Esta semana he estado pensando en Nepal, en las inundaciones repentinas en el Gran Cañón y en el cierre de un año durante el cual hemos estado tratando de identificar aliados de práctica que estén trabajando seriamente la pregunta de cómo las personas se vuelven capaces de otra forma de vida colectiva.

También he estado leyendo Imaginar lo posible: nuevas respuestas a los riesgos sistémicos, una exploración 2025–2045—, un informe del Accelerator for Systemic Risk Assessment, una iniciativa auspiciada por la United Nations Foundation.

Para quienes desean leerlo en español, hemos preparado una traducción informal al español del documento de ASRA, disponible aquí.

El informe parte de lo que denomina la policrisis: amenazas interconectadas para las personas, los ecosistemas y las instituciones, cuyos efectos se acumulan y se propagan en cascada a través de los sistemas. Sus autores utilizan un ejercicio de estudios de futuros para preguntarse qué tipos de respuestas podrían hacerse posibles a medida que los sistemas que nos rodean atraviesan una disrupción cada vez mayor. Lo que emergió fueron futuros caracterizados por una gobernanza local más fuerte, redes de base, responsabilidad ecológica, una participación más profunda, arreglos económicos alternativos y comunidades cada vez más capaces de sostenerse unas a otras durante las crisis.

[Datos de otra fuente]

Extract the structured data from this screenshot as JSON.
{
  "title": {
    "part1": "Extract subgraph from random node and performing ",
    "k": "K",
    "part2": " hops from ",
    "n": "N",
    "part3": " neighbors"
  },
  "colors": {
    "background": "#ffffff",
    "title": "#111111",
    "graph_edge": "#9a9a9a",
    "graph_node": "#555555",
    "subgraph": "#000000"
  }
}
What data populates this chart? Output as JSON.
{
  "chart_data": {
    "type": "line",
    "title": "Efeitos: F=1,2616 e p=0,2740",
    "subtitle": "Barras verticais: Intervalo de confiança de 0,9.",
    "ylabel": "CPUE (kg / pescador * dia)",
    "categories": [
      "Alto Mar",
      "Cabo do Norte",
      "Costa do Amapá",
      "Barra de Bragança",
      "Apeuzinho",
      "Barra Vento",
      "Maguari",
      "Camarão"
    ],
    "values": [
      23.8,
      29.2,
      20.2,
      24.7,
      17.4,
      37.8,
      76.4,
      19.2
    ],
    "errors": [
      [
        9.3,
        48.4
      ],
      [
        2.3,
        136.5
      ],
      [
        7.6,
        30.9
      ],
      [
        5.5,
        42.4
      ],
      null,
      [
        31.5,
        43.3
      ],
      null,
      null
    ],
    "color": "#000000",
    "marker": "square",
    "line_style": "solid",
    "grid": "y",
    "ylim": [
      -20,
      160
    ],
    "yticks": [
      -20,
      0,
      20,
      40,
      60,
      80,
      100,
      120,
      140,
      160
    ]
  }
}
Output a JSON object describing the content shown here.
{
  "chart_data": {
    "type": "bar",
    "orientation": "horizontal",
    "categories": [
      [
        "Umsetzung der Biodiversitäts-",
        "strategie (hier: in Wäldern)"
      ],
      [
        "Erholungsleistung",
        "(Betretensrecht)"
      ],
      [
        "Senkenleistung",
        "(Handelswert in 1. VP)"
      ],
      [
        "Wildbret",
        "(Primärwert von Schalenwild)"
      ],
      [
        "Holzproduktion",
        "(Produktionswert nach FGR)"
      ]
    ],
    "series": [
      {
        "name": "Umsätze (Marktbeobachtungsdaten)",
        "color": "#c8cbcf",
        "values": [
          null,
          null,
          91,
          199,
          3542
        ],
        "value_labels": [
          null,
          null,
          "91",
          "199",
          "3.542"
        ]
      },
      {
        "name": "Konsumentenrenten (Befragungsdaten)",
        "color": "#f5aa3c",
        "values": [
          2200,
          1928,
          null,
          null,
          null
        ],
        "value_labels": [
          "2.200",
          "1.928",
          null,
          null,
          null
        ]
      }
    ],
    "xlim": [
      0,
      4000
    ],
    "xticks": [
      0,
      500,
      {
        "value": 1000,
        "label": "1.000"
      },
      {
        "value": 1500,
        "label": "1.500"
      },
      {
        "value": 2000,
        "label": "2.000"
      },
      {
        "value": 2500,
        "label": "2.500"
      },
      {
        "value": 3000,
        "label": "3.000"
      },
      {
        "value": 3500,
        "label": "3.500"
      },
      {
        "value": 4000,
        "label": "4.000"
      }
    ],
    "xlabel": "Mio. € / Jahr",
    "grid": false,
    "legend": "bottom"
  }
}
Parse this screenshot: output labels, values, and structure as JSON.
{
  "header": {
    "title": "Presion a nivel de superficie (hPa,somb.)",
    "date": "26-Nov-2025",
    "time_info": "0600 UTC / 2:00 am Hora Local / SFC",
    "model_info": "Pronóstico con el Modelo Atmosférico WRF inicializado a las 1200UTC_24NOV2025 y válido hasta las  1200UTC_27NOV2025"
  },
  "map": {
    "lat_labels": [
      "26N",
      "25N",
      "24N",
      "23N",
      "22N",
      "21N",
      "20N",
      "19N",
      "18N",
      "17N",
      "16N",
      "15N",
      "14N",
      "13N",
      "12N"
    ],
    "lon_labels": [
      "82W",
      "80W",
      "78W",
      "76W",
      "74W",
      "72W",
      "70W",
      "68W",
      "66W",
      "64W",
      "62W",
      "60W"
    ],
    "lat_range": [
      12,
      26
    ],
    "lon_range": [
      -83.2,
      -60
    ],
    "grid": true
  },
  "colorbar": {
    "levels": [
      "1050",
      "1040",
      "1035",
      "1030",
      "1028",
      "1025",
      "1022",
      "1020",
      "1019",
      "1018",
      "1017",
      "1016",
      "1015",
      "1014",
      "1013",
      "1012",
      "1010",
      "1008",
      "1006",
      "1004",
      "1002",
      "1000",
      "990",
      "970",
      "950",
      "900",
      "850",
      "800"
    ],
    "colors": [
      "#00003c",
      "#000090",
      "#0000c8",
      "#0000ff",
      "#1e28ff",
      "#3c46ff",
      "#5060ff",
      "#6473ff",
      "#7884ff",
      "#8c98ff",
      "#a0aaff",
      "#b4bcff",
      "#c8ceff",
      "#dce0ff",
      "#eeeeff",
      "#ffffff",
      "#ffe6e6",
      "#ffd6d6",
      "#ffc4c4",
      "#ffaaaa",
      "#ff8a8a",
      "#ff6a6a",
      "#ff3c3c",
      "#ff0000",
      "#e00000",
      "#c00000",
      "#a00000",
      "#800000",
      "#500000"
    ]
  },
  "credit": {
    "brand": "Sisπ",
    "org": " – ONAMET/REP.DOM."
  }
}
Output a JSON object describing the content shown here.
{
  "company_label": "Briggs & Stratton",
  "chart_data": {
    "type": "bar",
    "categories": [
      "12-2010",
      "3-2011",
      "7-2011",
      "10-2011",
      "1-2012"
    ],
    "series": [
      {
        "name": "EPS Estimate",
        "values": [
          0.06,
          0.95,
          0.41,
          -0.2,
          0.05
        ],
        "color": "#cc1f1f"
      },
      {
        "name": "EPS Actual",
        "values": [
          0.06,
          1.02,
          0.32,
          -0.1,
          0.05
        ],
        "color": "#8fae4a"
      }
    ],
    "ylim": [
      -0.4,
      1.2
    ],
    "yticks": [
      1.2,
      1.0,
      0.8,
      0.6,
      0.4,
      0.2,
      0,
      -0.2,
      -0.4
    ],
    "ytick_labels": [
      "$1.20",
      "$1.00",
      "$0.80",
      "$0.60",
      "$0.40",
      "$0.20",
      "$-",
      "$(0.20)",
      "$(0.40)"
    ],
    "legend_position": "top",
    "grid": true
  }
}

Uno de los hallazgos más importantes aparece hacia el final. Los autores concluyen que nuestra capacidad para responder a las crisis sistémicas requiere, en última instancia, capacidades en las personas: paciencia, tiempo suficiente para atravesar el trauma, procesos de toma de decisiones profundamente participativos, compasión, honestidad, agencia, energía y resistencia.

Reconocí la pregunta de inmediato.

Durante varios años, el Futurismo Poético ha estado preguntando: ¿En qué tipo de personas debemos convertirnos para ser capaces del futuro que decimos querer?

Durante este último año, nuestro esfuerzo por identificar aliados de práctica sólidos ha confirmado repetidamente cuán central es esta pregunta. Hemos pasado buena parte del año tratando de identificar a personas que trabajan principalmente con comunidades blancas en torno a la cultura cívica, la cultura regenerativa, la vida democrática, la formación de comunidad y esfuerzos relacionados. Queríamos encontrar personas que ya estuvieran practicando las capacidades que creemos que este momento requiere y con quienes pudiéramos construir relaciones significativas a largo plazo.

Lo que encontramos ha sido poco sorprendente y, aun así, profundamente aleccionador.

Una y otra vez encontramos un lenguaje sofisticado sobre regeneración, pertenencia, reciprocidad, interdependencia, cuidado colectivo, sanación, democracia y relación, junto a comunidades cuyas relaciones reales seguían reproduciendo la supremacía blanca y el patriarcado.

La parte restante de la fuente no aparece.